Ter metas realistas nos motiva. Esteja consciente de quais objetivos são fáceis, quais são irreais e quais são possíveis de alcançar. Caso você queira uma meta ousada, “quebre-a” em pequenos passos possíveis de se realizar diariamente. Tenha desejos de curto, médio e longo prazo. Exponha para pessoas de confiança quais são suas metas e peça a opinião delas, isso nos ajuda a ter uma visão de fora da situação. Faça uma reflexão para entender o que você realmente quer. É muito comum sermos pressionados para ter um objetivo específico, porém, muitas vezes, essa meta não compactua com nossos desejos mais íntimos. Por último, seja flexível para replanejar a trajetória ou os objetivos. Hoje você é diferente do que foi ontem e, sendo assim, seus sonhos podem se alterar.

 

Um ano é feito de 365 dias diferentes. Como manter a saúde mental em dia ao longo desse período?

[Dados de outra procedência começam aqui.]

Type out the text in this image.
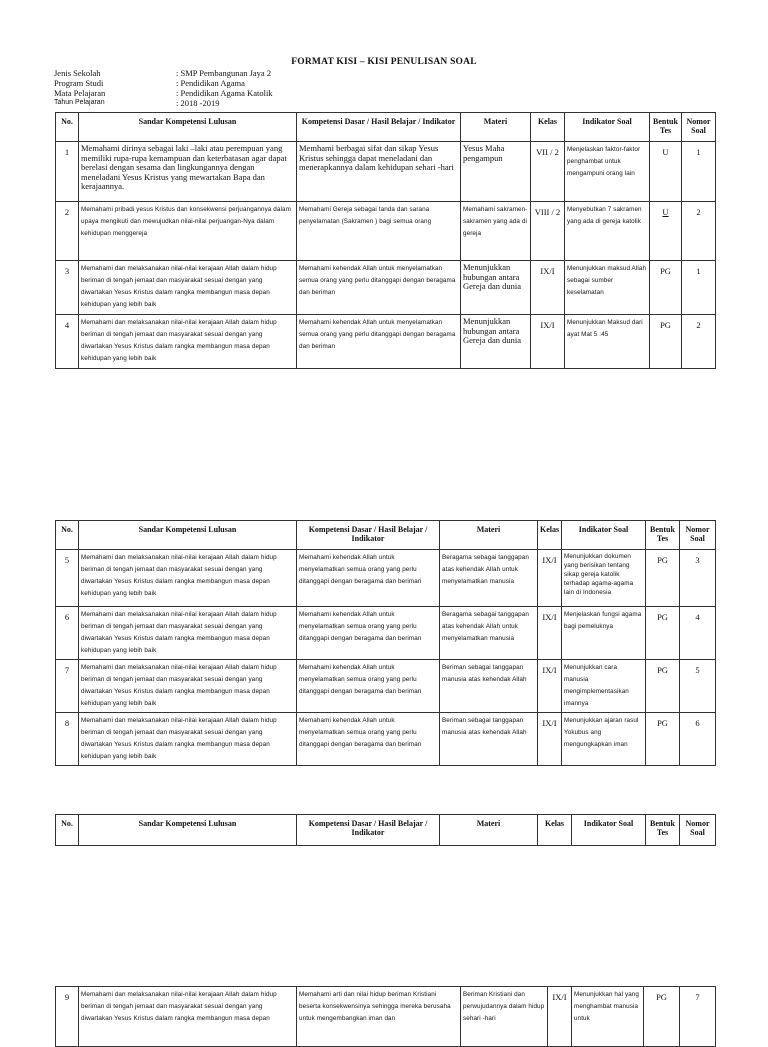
FORMAT KISI – KISI PENULISAN SOAL
Jenis Sekolah	: SMP Pembangunan Jaya 2
Program Studi	: Pendidikan Agama
Mata Pelajaran	: Pendidikan Agama Katolik
Tahun Pelajaran	: 2018 -2019
No.	Sandar Kompetensi Lulusan	Kompetensi Dasar / Hasil Belajar / Indikator	Materi	Kelas	Indikator Soal	Bentuk Tes	Nomor Soal
1	Memahami dirinya sebagai laki –laki atau perempuan yang memiliki rupa-rupa kemampuan dan keterbatasan agar dapat berelasi dengan sesama dan lingkungannya dengan meneladani Yesus Kristus yang mewartakan Bapa dan kerajaannya.	Memhami berbagai sifat dan sikap Yesus Kristus sehingga dapat meneladani dan menerapkannya dalam kehidupan sehari -hari	Yesus Maha pengampun	VII / 2	Menjelaskan faktor-faktor penghambat untuk mengampuni orang lain	U	1
2	Memahami pribadi yesus Kristus dan konsekwensi perjuangannya dalam upaya mengikuti dan mewujudkan nilai-nilai perjuangan-Nya dalam kehidupan menggereja	Memahami Gereja sebagai tanda dan sarana penyelamatan (Sakramen ) bagi semua orang	Memahami sakramen-sakramen yang ada di gereja	VIII / 2	Menyebutkan 7 sakramen yang ada di gereja katolik	U	2
3	Memahami dan melaksanakan nilai-nilai kerajaan Allah dalam hidup beriman di tengah jemaat dan masyarakat sesuai dengan yang diwartakan Yesus Kristus dalam rangka membangun masa depan kehidupan yang lebih baik	Memahami kehendak Allah untuk menyelamatkan semua orang yang perlu ditanggapi dengan beragama dan beriman	Menunjukkan hubungan antara Gereja dan dunia	IX/I	Menunjukkan maksud Allah sebagai sumber keselamatan	PG	1
4	Memahami dan melaksanakan nilai-nilai kerajaan Allah dalam hidup beriman di tengah jemaat dan masyarakat sesuai dengan yang diwartakan Yesus Kristus dalam rangka membangun masa depan kehidupan yang lebih baik	Memahami kehendak Allah untuk menyelamatkan semua orang yang perlu ditanggapi dengan beragama dan beriman	Menunjukkan hubungan antara Gereja dan dunia	IX/I	Menunjukkan Maksud dari ayat Mat 5 :45	PG	2
No.	Sandar Kompetensi Lulusan	Kompetensi Dasar / Hasil Belajar / Indikator	Materi	Kelas	Indikator Soal	Bentuk Tes	Nomor Soal
5	Memahami dan melaksanakan nilai-nilai kerajaan Allah dalam hidup beriman di tengah jemaat dan masyarakat sesuai dengan yang diwartakan Yesus Kristus dalam rangka membangun masa depan kehidupan yang lebih baik	Memahami kehendak Allah untuk menyelamatkan semua orang yang perlu ditanggapi dengan beragama dan beriman	Beragama sebagai tanggapan atas kehendak Allah untuk menyelamatkan manusia	IX/I	Menunjukkan dokumen yang berisikan tentang sikap gereja katolik terhadap agama-agama lain di Indonesia	PG	3
6	Memahami dan melaksanakan nilai-nilai kerajaan Allah dalam hidup beriman di tengah jemaat dan masyarakat sesuai dengan yang diwartakan Yesus Kristus dalam rangka membangun masa depan kehidupan yang lebih baik	Memahami kehendak Allah untuk menyelamatkan semua orang yang perlu ditanggapi dengan beragama dan beriman	Beragama sebagai tanggapan atas kehendak Allah untuk menyelamatkan manusia	IX/I	Menjelaskan fungsi agama bagi pemeluknya	PG	4
7	Memahami dan melaksanakan nilai-nilai kerajaan Allah dalam hidup beriman di tengah jemaat dan masyarakat sesuai dengan yang diwartakan Yesus Kristus dalam rangka membangun masa depan kehidupan yang lebih baik	Memahami kehendak Allah untuk menyelamatkan semua orang yang perlu ditanggapi dengan beragama dan beriman	Beriman sebagai tanggapan manusia atas kehendak Allah	IX/I	Menunjukkan cara manusia mengimplementasikan imannya	PG	5
8	Memahami dan melaksanakan nilai-nilai kerajaan Allah dalam hidup beriman di tengah jemaat dan masyarakat sesuai dengan yang diwartakan Yesus Kristus dalam rangka membangun masa depan kehidupan yang lebih baik	Memahami kehendak Allah untuk menyelamatkan semua orang yang perlu ditanggapi dengan beragama dan beriman	Beriman sebagai tanggapan manusia atas kehendak Allah	IX/I	Menunjukkan ajaran rasul Yokubus ang mengungkapkan iman	PG	6
No.	Sandar Kompetensi Lulusan	Kompetensi Dasar / Hasil Belajar / Indikator	Materi	Kelas	Indikator Soal	Bentuk Tes	Nomor Soal
9	Memahami dan melaksanakan nilai-nilai kerajaan Allah dalam hidup beriman di tengah jemaat dan masyarakat sesuai dengan yang diwartakan Yesus Kristus dalam rangka membangun masa depan	Memahami arti dan nilai hidup beriman Kristiani beserta konsekwensinya sehingga mereka berusaha untuk mengembangkan iman dan	Beriman Kristiani dan perwujudannya dalam hidup sehari -hari	IX/I	Menunjukkan hal yang menghambat manusia untuk	PG	7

Primeiramente, cuide da sua saúde física. Corpo e mente estão conectados e, sendo assim, um influencia no outro. Se alimente bem, tenha hábitos alimentares saudáveis e tenha prazer na alimentação. Também não se esqueça de fazer exercícios de forma regular porque todas aquelas substâncias positivas que um treino desencadeia são impactantes para a saúde mental. Tenha uma rede de apoio concisa e de confiança, conte com ela sempre que necessário. Se afaste de pessoas tóxicas e esteja perto de quem você goste. Tenha hobbies diários. Ter um trabalho que você ama e/ou ter atividades diárias que geram prazer são importantes para a mente. Por último, invista em autoconhecimento. É sabendo quem você é que você conseguirá manter uma trajetória estimulante e contempladora. Caso sinta necessidade, procure ajuda profissional. Ir a um psicólogo ajudará você a se conhecer e a desenvolver recursos para lidar com qualquer situação da vida.